Mato Grosso registrou 1.102 homicídios em 2024, segundo dados do Atlas da Violência divulgados nesta terça-feira (26.05) pelo Instituto de Pesquisa Econômica Aplicada (Ipea) e pelo Fórum Brasileiro de Segurança Pública (FBSP). O número representa uma leve queda de 0,3% em relação a 2023, quando foram contabilizadas 1.105 mortes.
A taxa de homicídios no estado também recuou, passando de 29,6 para 29,1 por 100 mil habitantes, uma redução de 1,7%. Apesar da diminuição, Mato Grosso permanece entre os estados com maiores índices de violência letal no país, ocupando a 9ª posição no ranking nacional.
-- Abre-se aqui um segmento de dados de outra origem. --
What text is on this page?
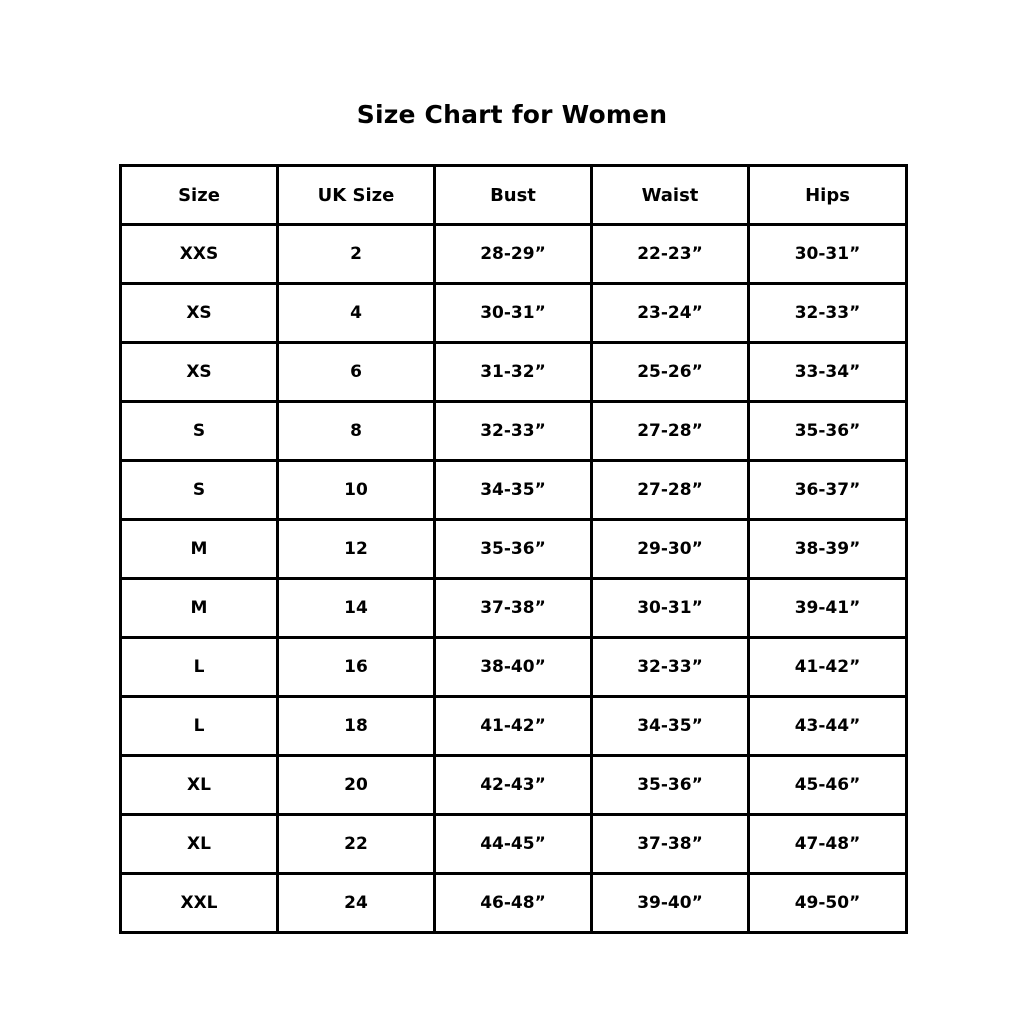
Size Chart for Women
Size	UK Size	Bust	Waist	Hips
XXS	2	28-29”	22-23”	30-31”
XS	4	30-31”	23-24”	32-33”
XS	6	31-32”	25-26”	33-34”
S	8	32-33”	27-28”	35-36”
S	10	34-35”	27-28”	36-37”
M	12	35-36”	29-30”	38-39”
M	14	37-38”	30-31”	39-41”
L	16	38-40”	32-33”	41-42”
L	18	41-42”	34-35”	43-44”
XL	20	42-43”	35-36”	45-46”
XL	22	44-45”	37-38”	47-48”
XXL	24	46-48”	39-40”	49-50”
Na comparação histórica, o cenário mostra trajetórias distintas. Em relação a 2014, quando o estado registrou 1.358 homicídios e taxa de 42,1 por 100 mil habitantes, houve queda de 18,9% no número absoluto de mortes e de 30,9% na taxa. Já no recorte mais recente, entre 2019 e 2024, o movimento é inverso: os homicídios cresceram 23,1% e a taxa subiu 14,1%.
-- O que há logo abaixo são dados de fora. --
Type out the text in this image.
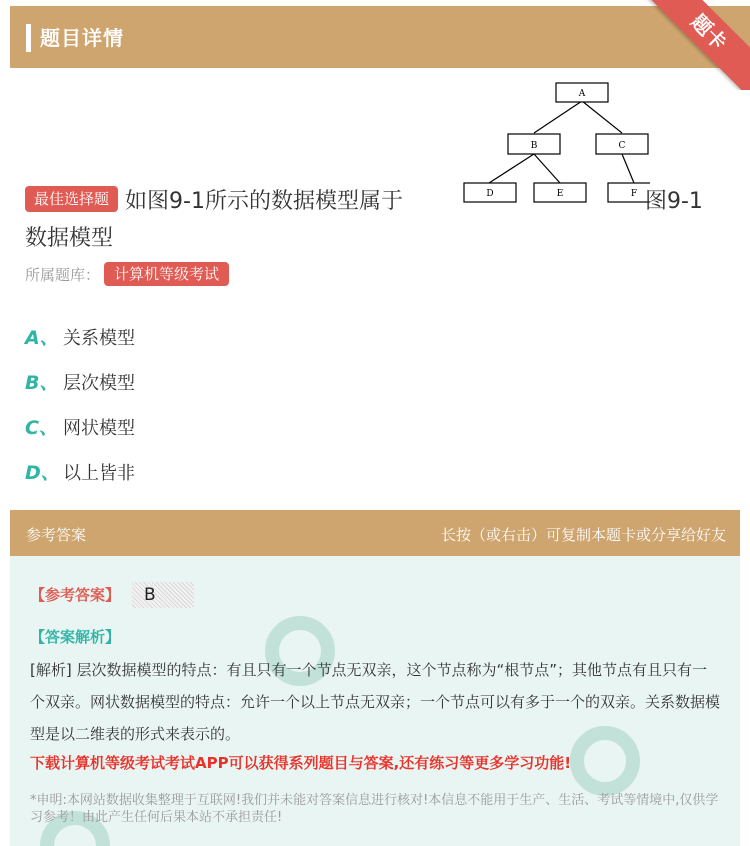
题目详情	题卡
A
B	C
D	E	F
最佳选择题 如图9-1所示的数据模型属于	图9-1
数据模型
所属题库： 计算机等级考试
A、 关系模型
B、 层次模型
C、 网状模型
D、 以上皆非
参考答案	长按（或右击）可复制本题卡或分享给好友
【参考答案】	B
【答案解析】
[解析] 层次数据模型的特点：有且只有一个节点无双亲，这个节点称为“根节点”；其他节点有且只有一个双亲。网状数据模型的特点：允许一个以上节点无双亲；一个节点可以有多于一个的双亲。关系数据模型是以二维表的形式来表示的。
下载计算机等级考试考试APP可以获得系列题目与答案,还有练习等更多学习功能!
*申明:本网站数据收集整理于互联网!我们并未能对答案信息进行核对!本信息不能用于生产、生活、考试等情境中,仅供学习参考！由此产生任何后果本站不承担责任!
A série histórica indica que, após uma sequência de quedas entre 2014 e 2019, quando o estado atingiu 895 mortes, os índices voltaram a subir nos anos seguintes, com oscilações. Em 2022, por exemplo, Mato Grosso voltou a ultrapassar a marca de mil homicídios, patamar que se manteve até 2024.
No ranking nacional de 2024, os maiores índices de homicídios por 100 mil habitantes foram registrados no Amapá (45,7), Bahia (40,9) e Pernambuco (37,3). Na outra ponta, São Paulo (6,6), Santa Catarina (8,1) e Distrito Federal (10,3) apresentaram as menores taxas.
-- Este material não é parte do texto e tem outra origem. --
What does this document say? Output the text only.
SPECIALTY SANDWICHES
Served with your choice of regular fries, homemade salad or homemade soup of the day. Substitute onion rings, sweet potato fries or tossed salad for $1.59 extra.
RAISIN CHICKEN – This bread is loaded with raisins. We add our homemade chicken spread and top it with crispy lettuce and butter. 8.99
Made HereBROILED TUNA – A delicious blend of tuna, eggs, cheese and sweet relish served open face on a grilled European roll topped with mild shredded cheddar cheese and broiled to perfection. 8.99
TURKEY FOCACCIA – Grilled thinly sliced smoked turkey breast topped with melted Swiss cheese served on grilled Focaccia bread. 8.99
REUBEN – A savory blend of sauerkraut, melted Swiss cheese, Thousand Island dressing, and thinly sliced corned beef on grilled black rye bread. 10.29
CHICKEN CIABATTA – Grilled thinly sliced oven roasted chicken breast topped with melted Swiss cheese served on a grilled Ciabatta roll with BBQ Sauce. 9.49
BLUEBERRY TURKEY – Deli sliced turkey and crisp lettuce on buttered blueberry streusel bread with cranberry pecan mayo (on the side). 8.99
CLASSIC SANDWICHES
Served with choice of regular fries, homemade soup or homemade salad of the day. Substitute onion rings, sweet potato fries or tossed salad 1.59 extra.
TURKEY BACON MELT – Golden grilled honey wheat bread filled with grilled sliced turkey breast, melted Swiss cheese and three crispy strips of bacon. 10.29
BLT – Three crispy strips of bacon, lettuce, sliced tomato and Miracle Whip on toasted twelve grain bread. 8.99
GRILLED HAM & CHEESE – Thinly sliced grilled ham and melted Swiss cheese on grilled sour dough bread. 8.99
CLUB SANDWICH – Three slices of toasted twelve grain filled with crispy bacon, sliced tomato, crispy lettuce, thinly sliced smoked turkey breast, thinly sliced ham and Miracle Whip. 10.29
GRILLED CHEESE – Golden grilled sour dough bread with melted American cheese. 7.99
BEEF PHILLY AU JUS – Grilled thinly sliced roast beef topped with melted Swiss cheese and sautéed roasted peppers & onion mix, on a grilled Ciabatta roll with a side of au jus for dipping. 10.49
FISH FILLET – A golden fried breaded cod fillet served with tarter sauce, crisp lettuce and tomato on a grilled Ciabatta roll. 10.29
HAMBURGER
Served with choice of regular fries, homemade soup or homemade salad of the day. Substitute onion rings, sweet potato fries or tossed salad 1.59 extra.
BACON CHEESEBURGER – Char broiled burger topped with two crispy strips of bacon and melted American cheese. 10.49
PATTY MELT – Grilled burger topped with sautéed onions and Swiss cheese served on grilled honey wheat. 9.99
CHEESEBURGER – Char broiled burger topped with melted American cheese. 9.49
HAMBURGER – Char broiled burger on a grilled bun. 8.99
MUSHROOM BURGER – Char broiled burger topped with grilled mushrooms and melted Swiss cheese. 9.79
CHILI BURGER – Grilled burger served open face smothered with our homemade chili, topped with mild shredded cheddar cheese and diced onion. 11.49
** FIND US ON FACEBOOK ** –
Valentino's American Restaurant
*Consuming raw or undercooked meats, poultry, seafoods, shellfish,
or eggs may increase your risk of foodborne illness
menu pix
Os pesquisadores, no entanto, destacam limitações na qualidade dos dados. Parte das mortes violentas ainda é classificada sem definição de intencionalidade, o que pode subestimar os homicídios. Para contornar esse problema, o estudo também apresenta estimativas que incluem as chamadas mortes violentas por causa indeterminada reclassificadas como homicídios.
Nesse cenário, Mato Grosso apresentou taxa estimada de 30,2 homicídios por 100 mil habitantes em 2024, ligeiramente acima da taxa registrada oficialmente. O número representa queda de 1,3% em relação a 2023, mas ainda indica aumento de 11,9% na comparação com 2019.